Тогда эти слова показались ей забавными, но сейчас ей грустно. Грустно оттого, что она все думает и думает о тех давних временах, когда сидела на табурете не в этой кухне, а в кухне усадьбы Релвасов и видела за окном башню Четырех ветров, в которой умер хозяин Диого; и она предчувствует, что скоро ей придется вернуться к прошлому, даже скорее, чем можно предположить, хотя она знает за собой склонность видеть все в черном свете, всегда старалась она таким способом заговорить судьбу; а в глубине души она верит, что ее Зе способен начать все сначала с еще большей энергией. Она уже пообещала принести в дар богоматери Фатимской золотую цепочку — они ведь из самых низов, а выбились в важные люди, да, в очень важные люди, благодарение господу!
X
На рыбный рынок Зе Мигел прибыл рано утром.

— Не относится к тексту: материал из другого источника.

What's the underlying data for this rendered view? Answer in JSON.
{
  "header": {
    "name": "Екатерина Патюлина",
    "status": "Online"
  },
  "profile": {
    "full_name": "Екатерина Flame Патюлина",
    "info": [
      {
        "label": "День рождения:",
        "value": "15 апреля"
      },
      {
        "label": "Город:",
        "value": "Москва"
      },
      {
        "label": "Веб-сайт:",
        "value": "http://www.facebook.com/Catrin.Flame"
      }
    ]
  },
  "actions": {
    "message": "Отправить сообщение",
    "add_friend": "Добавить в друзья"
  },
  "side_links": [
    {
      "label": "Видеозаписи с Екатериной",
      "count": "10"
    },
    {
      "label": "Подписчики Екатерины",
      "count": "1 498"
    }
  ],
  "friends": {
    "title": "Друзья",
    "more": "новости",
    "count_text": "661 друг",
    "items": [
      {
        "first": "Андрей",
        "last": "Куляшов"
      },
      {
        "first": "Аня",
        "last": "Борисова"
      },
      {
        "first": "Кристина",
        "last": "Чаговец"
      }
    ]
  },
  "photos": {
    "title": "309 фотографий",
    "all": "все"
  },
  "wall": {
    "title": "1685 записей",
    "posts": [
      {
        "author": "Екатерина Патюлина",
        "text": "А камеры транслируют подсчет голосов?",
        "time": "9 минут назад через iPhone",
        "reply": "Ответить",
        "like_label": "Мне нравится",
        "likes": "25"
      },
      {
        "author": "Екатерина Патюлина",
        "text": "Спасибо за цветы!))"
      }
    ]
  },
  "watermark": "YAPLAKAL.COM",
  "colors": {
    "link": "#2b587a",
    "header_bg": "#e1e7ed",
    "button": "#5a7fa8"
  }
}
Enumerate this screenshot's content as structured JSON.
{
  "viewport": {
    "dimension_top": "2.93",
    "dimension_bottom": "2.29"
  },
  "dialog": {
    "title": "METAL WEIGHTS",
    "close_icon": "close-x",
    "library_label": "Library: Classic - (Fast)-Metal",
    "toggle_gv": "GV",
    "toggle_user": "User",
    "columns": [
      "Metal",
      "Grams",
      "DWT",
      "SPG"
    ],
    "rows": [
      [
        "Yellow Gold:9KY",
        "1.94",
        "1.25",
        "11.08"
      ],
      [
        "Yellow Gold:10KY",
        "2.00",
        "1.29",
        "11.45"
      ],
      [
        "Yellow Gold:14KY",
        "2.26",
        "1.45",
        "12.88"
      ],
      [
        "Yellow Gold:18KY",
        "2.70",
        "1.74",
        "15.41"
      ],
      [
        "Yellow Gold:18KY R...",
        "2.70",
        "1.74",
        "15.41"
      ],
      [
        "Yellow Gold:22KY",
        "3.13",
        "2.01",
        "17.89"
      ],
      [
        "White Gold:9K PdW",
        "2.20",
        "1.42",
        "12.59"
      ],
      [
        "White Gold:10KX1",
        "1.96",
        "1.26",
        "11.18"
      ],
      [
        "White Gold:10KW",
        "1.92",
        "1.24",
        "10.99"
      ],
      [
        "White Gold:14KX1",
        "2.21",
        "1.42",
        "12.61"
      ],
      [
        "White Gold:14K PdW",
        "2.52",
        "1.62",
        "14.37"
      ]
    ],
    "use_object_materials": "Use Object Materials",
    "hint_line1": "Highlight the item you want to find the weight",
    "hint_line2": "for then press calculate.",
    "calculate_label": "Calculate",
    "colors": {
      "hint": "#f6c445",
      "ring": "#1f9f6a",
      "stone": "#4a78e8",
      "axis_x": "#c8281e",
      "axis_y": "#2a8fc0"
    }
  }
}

Но перед тем зашел в ту таверну возле пристани, где слушал рассказы старого пегадора и шоферов, словно ему нужно было снова поглядеть на источник, в котором почерпнул он мечты, разбередившие его воображение в ту ночь, что провел он в яслях. Зе Мигел озирается, на губах улыбка. Садится за тот же столик, неподалеку от дерева, искривленного северо-восточными ветрами, не встревает в разговор, который ведут сидящие по соседству лодочники, улыбается, с него достаточно, что он в их компании. Выпивает всего один стакан — медленно, подолгу держа вино во рту — и просит разрешения оставить здесь котомку еще на некоторое время.

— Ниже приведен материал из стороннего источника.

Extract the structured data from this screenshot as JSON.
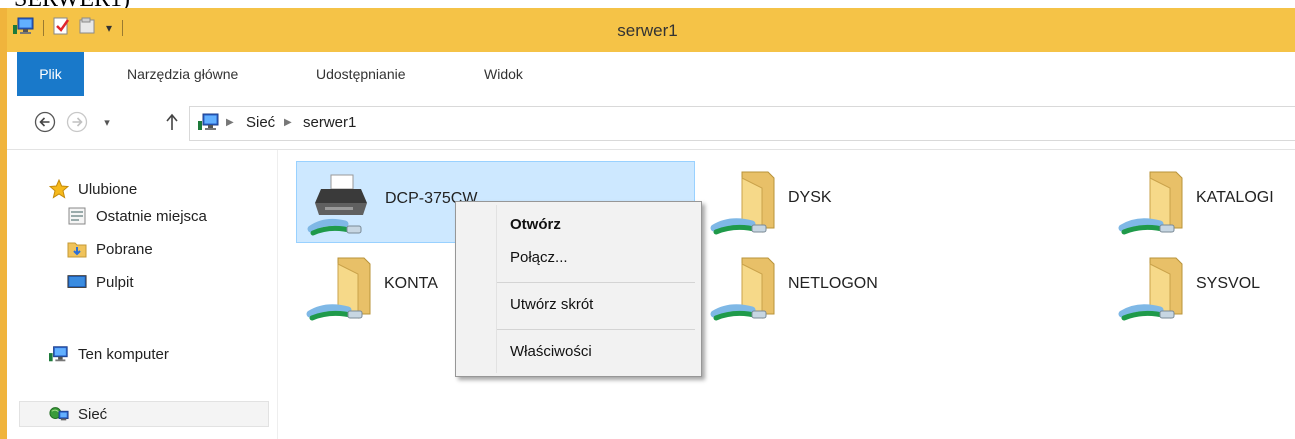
{
  "document_caption": "SERWER1)",
  "window": {
    "title": "serwer1"
  },
  "ribbon": {
    "tabs": [
      {
        "label": "Plik"
      },
      {
        "label": "Narzędzia główne"
      },
      {
        "label": "Udostępnianie"
      },
      {
        "label": "Widok"
      }
    ]
  },
  "address_bar": {
    "breadcrumb": [
      "Sieć",
      "serwer1"
    ]
  },
  "sidebar": {
    "favorites_label": "Ulubione",
    "favorites": [
      {
        "label": "Ostatnie miejsca",
        "icon": "recent-places-icon"
      },
      {
        "label": "Pobrane",
        "icon": "downloads-folder-icon"
      },
      {
        "label": "Pulpit",
        "icon": "desktop-icon"
      }
    ],
    "this_pc_label": "Ten komputer",
    "network_label": "Sieć"
  },
  "items": [
    {
      "label": "DCP-375CW",
      "icon": "shared-printer-icon",
      "selected": true
    },
    {
      "label": "DYSK",
      "icon": "shared-folder-icon"
    },
    {
      "label": "KATALOGI",
      "icon": "shared-folder-icon"
    },
    {
      "label": "KONTA",
      "icon": "shared-folder-icon"
    },
    {
      "label": "NETLOGON",
      "icon": "shared-folder-icon"
    },
    {
      "label": "SYSVOL",
      "icon": "shared-folder-icon"
    }
  ],
  "context_menu": {
    "items": [
      {
        "label": "Otwórz",
        "bold": true
      },
      {
        "label": "Połącz..."
      },
      {
        "label": "Utwórz skrót"
      },
      {
        "label": "Właściwości"
      }
    ]
  },
  "colors": {
    "title_bar": "#f5c347",
    "file_tab": "#1979ca",
    "selection": "#cde8ff",
    "selection_border": "#99d1ff"
  }
}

Он взбудоражен, но не торопится.
Ему необходима эта передышка, чтобы просмаковать удовольствие от сознания, что дорогу он находит сам, своими ногами. Что с ним будет, он еще не знает; хорошо идти вперед в мире, где все — тайна: и люди, и вещи, хотя он уверен, что сумеет повернуть их так, как ему выгоднее. Чувствует, что сможет, пуская в ход то сноровку, то силу, наладить все так, как ему понадобится, чтобы добиться осуществления своих желаний. Он еще сам не знает толком, чего хочет, но у него хватит воли и охоты удержать в своих руках поводья судьбы.
На рыбном привозе его оглушает гул голосов.

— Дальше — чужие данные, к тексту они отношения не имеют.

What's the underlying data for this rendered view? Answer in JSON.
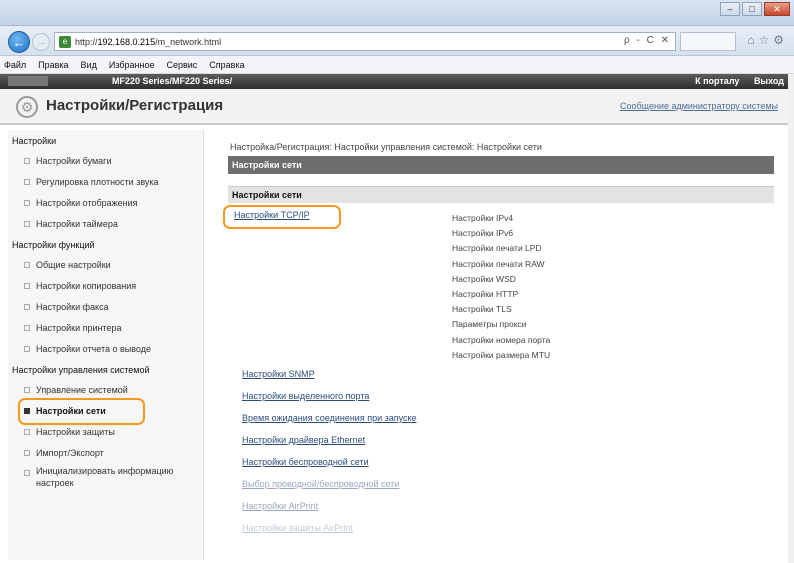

Зловонный рыбный дух — все пропахло рыбой. Проходят подсобники, волочащие на канатах ящики с бычками и сардинами (посторонись, посторонись!), подъезжают один за другим автофургоны из Пенише и Сезимбры, проехавшие на отчаянной скорости по дорогам смерти; а вот бредут одуревшие от усталости и бессонной ночи рыбаки с Тежо. В корзинах — улов: кефаль и усачи (животрепещущее серебро!), креветки и камбала, все это идет по дешевке, вот к рождеству наступит пора бешенки, тогда полегче станет, выкарабкаемся.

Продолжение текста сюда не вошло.